Coup de chaud sur les océans
L’océan mondial a une profondeur moyenne de 3800 m, contient 1,4 milliards de milliards de mètres cubes d’eau salée (environ 35g/L de sel) et a une température moyenne de 2°C environ, car le soleil ne chauffe qu’une toute fine pellicule d’eau en surface. Un tel mastodonte parait solide et donc difficile à ébranler. Mais c’est un colosse aux pieds d’argile. S’il limite l’ampleur du changement climatique, il est aussi affecté par ce dernier, à l’instar d’autres compartiments de la planète (atmosphère, surfaces continentales…). Sa capacité à limiter le réchauffement repose sur deux propriétés majeures, mais qui en retour modifient son fonctionnement actuel comme cet article le discute.
Tout d’abord, l’océan absorbe la quasi-totalité de la chaleur qui s’accumule dans l’atmosphère. Au cours des 50 dernières années, il a emmagasiné 93 % de l’excès de chaleur lié à
l’augmentation de l’effet de serre due aux activités humaines. Ce qui a pour conséquence la montée du niveau de la mer, qui est un effet conjugué de la dilatation des eaux et de l’arrivée d’eau de fonte des glaciers et calottes polaires. Une autre conséquence est à terme une modification de la circulation océanique, déjà observée en Méditerranée. En effet, notre climat actuel dépend fortement du couple « Océan-Atmosphère ». Pour comprendre, suivons le Gulf Stream, qui prend de la chaleur à l’atmosphère dans le Golfe du Mexique, puis passe au sud de la Floride, remonte vers le Nord et traverse l’Atlantique vers les côtes norvégiennes. Ses eaux chaudes et salées coulent en surface. Elles se refroidissent près du Pôle en rendant leur chaleur à l’atmosphère, ce qui les densifient (plus froides donc plus denses) et les font cascader vers les profondeurs. Elles repartent alors vers le sud, en longeant les côtes des Amériques entre 1,5 et 3 km de profondeur. Cette mécanique est à l’origine d’une circulation mondiale, qui transfert énormément d’énergie d’un bout à l’autre du globe, sur une période de 1000 ans environ et conditionne le climat. Le réchauffement des eaux, la fonte du Groenland qui libère des eaux douces dans la zone de plongée des eaux denses mettent en danger la dynamique du couple « océan-atmosphère », et donc fragilisent cette circulation. D’ailleurs, les données de paléoocéanographie nous démontrent qu’elle était différente lorsque d’autres climats sévissaient sur terre.

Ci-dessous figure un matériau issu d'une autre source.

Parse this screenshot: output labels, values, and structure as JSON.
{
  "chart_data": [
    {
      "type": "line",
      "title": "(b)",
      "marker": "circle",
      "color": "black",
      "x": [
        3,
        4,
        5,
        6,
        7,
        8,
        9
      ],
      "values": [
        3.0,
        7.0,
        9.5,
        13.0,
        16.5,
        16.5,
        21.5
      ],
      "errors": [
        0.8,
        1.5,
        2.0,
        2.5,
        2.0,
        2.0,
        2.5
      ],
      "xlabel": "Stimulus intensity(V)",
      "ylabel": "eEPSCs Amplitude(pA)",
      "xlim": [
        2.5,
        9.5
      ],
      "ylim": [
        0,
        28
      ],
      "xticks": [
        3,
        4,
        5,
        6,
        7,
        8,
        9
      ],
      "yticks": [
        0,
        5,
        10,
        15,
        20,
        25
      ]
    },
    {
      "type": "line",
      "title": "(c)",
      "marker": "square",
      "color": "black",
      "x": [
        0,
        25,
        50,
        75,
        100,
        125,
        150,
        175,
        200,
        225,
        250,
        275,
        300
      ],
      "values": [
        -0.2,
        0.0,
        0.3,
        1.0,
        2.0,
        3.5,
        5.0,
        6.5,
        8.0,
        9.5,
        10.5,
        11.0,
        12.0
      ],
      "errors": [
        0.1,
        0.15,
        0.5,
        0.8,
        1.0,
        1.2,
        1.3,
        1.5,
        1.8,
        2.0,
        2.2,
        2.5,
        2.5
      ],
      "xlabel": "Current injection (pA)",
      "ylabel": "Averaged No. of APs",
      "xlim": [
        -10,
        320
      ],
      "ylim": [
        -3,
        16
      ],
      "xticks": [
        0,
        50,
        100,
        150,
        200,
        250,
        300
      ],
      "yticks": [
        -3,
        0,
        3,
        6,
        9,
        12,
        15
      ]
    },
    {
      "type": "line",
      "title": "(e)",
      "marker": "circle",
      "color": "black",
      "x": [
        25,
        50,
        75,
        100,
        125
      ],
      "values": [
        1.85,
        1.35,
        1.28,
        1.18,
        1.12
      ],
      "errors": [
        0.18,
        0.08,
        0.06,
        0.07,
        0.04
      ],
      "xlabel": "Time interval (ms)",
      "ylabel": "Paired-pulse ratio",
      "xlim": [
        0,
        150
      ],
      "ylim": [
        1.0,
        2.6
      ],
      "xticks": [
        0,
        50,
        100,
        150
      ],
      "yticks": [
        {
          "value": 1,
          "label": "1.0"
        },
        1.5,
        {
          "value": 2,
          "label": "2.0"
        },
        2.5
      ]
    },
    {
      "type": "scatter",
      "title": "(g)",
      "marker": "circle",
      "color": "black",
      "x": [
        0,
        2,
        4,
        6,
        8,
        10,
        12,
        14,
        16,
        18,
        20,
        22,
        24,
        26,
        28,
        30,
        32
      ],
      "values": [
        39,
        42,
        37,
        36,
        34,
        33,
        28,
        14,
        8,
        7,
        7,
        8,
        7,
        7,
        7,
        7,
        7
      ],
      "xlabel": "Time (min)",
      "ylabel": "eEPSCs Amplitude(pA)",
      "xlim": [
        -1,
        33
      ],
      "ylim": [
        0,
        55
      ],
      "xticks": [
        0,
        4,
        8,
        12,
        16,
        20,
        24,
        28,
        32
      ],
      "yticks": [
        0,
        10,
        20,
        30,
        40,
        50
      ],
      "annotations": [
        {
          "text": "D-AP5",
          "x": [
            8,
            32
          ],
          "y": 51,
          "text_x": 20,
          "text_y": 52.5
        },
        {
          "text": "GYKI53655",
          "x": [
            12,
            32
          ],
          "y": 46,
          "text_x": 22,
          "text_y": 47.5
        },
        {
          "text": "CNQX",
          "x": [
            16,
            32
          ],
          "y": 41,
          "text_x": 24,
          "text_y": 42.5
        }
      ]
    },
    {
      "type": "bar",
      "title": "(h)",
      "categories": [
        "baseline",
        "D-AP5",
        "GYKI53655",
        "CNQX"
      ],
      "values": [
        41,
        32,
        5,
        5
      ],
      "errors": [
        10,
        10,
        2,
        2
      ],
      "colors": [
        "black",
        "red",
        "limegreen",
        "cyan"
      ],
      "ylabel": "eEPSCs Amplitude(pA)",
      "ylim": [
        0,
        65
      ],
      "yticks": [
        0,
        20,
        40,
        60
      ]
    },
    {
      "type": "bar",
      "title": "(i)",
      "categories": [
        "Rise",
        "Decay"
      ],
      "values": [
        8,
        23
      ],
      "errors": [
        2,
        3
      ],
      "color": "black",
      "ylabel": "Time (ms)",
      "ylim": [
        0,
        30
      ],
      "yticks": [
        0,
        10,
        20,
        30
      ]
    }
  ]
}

Par ailleurs, les océans absorbent de l’ordre de 30 % des émissions de CO2 dues aux activités humaines, limitant ainsi l’effet de serre. Mais là encore, cette propriété à des conséquences particulièrement inquiétantes pour les écosystèmes marins, les chaines trophiques et donc l’humanité. La dissolution du CO2 conduit à l’acidification des eaux marines. Selon le scénario d’émission de CO2 considéré, l’acidité de l’eau de mer pourrait augmenter de 38 à 170 % d’ici la fin de ce siècle. Or, de nombreuses algues ont un squelette calcaire. Il en est de même pour les petits organismes animaux qui s’en nourrissent, voire pour les moules et les huîtres et pour les coraux, magnifiques édifices calcaires.
Or cette acidification nuit à la calcification et au développement de ces premiers maillons de notre alimentation. Ajoutons que le réchauffement conduit au blanchiment des coraux, augmente la stratification des eaux de surface ce qui bloque la remontée des seuls nutritifs, appauvrissant la ressource pour le développement des algues.
Le constat est là : il est urgent de protéger nos océans ; le meilleur atome de carbone est donc celui qui reste dans le sous-sol.